Five steps to build a strong access management strategy
It’s no secret that organizations are changing the way they operate. Digitization is everywhere, and employees are going from desktops in cubicles to cloud-connected laptops in home offices, coffee shops, and anywhere in between. But, legacy technology and cybersecurity architecture is struggling to keep up with this modern transformation. Many organizations are relying on outdated methods (as well as software and hardware) to manage their cybersecurity, and as a result, sophisticated hackers are finding new ways in and stealing valuable data. With ransomware and other forms of cyber crime on the rise, organizations need to look beyond the stead-fast castle-and-moat structure and instead look to an access management strategy that works for their organization, risk level, and critical assets.
How to build a successful access management strategy
1. Perform an inventory of all current technologies and cybersecurity measures
You don’t know where to improve if you don’t know where you’re at. By inventorying what cybersecurity looks like for your organization currently (and what technologies are in place), you can begin to see where the weaknesses of your access management strategy lies and what aspects of your architecture need to be invested in. Maybe it’s IT employees, or third-party management, or even updating legacy systems.
2. Audit all user access — internal and external access
Modern cybersecurity is all about access — who should have it and who shouldn’t. With third-party hacks on the rise, and the “hack one, breach many” mentality growing among bad actors, access management is the most crucial component to a cybersecurity strategy. This audit should start by identifying your organization’s most critical assets, and then understanding who has access and if those users should. This audit should be undertaken for both internal and third-party users. Understanding the access third-parties have to your organization’s data, systems, and assets, can help you understand the risk they create and close any gaps.
3. Create access governance policies that address risk and need
Access governance, or the systems and processes that make sure access policy is followed as closely as possible, is critical for visibility and understanding of an organization’s access management plan. By looking at specific needs, risks, and critical access points, an organization can start to build an architecture that utilizes role-based access controls, employs least privilege access, and contains regular user access reviews. All of these components are needed to make an access policy work.
Understanding the “who” in access management can not be understated. Identity-based attacks, particularly credential theft, are rising exponentially, so who has access to what limits the potential attack surface in case of a breach. Strong access governance and regular user access reviews are important to identity management strategies, but so is technology that automates, audits, and protects identities and identity access. PAM software can solve a lot of those issues with efficiency and ease, and it is a software all organizations should invest in as part of an identity and access management strategy.
4. Implement access controls and access monitoring
Access governance is important, but not if users are circumventing the policies created. Fine-grained access controls (access notifications, access approvals, time-based access, and multi-factor authentication) are all important to make sure those critical assets have as much protection as possible.
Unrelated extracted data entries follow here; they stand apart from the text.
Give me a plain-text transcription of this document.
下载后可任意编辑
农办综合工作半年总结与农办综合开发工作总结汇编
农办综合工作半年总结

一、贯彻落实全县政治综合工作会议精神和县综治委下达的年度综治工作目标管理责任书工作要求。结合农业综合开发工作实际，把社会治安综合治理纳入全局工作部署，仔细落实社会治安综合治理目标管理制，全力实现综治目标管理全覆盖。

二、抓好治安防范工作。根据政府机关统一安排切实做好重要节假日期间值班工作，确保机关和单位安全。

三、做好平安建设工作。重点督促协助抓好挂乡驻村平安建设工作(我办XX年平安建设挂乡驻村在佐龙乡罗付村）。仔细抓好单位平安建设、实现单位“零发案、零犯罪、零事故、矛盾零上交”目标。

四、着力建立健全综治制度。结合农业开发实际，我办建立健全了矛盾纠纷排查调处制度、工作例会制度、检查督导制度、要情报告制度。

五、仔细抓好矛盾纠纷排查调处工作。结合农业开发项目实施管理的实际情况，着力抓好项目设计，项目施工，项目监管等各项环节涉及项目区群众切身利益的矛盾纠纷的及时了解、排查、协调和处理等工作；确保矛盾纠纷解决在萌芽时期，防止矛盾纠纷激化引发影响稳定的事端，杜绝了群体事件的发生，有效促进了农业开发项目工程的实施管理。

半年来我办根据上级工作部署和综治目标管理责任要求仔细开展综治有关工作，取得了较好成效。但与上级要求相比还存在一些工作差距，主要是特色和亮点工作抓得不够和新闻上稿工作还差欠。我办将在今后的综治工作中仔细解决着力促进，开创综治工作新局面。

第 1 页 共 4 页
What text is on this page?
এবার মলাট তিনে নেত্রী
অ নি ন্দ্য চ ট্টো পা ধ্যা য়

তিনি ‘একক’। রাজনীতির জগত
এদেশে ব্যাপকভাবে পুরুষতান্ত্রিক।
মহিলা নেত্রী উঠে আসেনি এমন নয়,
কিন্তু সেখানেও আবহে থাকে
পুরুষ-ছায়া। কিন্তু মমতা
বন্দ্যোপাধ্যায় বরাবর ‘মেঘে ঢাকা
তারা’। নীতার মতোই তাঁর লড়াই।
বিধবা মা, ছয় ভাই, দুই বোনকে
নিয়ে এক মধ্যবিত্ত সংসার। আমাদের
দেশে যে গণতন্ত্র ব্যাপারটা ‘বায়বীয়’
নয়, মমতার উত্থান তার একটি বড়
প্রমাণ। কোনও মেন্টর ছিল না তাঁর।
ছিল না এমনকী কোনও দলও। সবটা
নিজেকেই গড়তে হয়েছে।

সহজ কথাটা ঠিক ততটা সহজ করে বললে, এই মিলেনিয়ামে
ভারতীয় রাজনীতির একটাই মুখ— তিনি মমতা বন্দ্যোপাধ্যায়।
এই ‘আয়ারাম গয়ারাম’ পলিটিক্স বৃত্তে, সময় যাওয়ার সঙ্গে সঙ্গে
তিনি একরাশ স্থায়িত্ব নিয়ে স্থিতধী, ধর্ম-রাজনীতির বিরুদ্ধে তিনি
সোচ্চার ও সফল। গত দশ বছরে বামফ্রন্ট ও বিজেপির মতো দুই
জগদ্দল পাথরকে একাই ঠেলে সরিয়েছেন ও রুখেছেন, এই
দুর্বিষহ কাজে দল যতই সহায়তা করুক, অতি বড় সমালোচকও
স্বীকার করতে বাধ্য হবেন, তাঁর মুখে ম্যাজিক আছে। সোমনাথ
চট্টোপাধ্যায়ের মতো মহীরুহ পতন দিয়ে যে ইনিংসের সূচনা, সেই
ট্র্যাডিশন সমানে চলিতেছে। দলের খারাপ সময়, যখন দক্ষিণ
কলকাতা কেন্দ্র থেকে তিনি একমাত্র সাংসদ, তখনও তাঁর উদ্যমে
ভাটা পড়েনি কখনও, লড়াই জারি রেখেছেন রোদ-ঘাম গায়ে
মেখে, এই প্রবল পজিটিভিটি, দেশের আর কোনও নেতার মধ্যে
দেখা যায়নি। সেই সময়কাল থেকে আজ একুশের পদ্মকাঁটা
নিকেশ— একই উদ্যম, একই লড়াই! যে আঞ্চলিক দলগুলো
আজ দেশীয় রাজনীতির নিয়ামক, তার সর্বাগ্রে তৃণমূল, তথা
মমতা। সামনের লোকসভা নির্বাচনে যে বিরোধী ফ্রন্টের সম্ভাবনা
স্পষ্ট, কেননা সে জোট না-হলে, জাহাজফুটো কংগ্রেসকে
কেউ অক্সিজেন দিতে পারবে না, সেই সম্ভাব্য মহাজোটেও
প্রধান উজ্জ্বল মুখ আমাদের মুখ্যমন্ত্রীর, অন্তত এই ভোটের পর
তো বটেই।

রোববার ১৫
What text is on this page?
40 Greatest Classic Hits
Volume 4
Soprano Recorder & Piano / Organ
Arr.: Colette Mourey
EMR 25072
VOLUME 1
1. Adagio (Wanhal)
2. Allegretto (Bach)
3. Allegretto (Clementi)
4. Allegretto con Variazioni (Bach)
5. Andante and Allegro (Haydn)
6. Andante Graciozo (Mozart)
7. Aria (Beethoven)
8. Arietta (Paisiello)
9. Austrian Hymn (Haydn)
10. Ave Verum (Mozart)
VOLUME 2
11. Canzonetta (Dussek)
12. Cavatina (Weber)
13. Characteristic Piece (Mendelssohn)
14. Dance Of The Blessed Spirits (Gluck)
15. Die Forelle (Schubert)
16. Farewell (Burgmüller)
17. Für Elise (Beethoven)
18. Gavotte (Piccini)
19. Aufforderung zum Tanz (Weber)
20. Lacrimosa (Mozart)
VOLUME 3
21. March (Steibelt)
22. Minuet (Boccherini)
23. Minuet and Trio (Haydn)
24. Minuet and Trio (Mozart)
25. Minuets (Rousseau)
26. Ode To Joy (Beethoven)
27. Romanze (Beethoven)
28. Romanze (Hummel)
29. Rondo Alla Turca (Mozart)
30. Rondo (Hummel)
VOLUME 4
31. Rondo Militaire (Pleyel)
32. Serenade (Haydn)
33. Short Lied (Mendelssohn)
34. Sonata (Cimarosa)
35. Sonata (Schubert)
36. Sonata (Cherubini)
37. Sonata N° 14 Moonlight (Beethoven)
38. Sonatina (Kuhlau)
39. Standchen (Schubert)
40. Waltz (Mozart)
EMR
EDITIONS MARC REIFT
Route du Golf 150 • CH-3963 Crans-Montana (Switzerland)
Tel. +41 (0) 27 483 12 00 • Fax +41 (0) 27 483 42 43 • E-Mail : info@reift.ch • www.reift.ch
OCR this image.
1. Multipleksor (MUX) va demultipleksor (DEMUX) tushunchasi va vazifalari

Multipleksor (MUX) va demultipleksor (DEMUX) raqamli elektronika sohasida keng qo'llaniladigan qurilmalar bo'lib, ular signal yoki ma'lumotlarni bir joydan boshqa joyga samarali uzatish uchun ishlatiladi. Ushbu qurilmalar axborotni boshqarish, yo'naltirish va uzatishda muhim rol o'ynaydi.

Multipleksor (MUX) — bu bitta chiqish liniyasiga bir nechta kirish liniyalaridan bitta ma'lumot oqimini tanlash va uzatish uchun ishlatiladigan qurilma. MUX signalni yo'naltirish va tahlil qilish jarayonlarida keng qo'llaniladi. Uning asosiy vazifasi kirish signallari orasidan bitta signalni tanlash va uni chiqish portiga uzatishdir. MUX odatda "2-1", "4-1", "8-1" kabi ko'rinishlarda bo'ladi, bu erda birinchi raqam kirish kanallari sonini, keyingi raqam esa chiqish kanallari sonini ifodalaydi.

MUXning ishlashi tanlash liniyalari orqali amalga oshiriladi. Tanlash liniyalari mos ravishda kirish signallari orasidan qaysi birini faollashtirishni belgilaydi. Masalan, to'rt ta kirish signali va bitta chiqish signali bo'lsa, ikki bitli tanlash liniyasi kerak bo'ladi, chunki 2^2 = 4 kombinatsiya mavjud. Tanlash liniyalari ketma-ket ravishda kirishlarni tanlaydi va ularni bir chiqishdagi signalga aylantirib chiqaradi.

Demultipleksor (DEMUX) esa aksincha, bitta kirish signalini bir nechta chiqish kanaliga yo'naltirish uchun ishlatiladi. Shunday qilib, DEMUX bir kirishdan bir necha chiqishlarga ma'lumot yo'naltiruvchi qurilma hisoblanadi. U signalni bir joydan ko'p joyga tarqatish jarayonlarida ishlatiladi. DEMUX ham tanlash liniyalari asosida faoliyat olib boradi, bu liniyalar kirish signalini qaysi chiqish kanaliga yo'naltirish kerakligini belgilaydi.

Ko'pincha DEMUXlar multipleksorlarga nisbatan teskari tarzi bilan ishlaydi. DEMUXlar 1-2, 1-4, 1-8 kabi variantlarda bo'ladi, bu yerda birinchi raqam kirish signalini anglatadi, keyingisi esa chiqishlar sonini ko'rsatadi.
In addition, visibility can help an organization see where access controls are working and identify when user access changes are needed. Real-time monitoring, as well as reactive analysis, can stop nefarious activities before they cause any damage.
5. Understand changes will continue to happen, so be proactive and plan for the future
Organizations are struggling because they haven’t been able to stay ahead of the curve and are playing catch-up to smart, sophisticated hackers. By acting proactively, organizations can gain back control and put themselves in a position not to tread water, but to sail ahead securely. Cybersecurity and access management needs to come with flexibility and the understanding that hackers will adapt, so security should as well. Just as building a digital moat and leaving it alone didn’t work, neither will implementing a certain strategy and never checking back in to see what needs tweaking. Stay proactive. Stay vigilant. As organizations start to cross off items on this list and invest in their future, it’s important to remember that this process is not linear. Security needs to be adaptive, decentralized, and interconnected to meet today’s threat landscape. While the idea of an ever-changing process can seem daunting, organization’s can’t afford to do nothing. The best investment is an investment in the start of this access management strategy.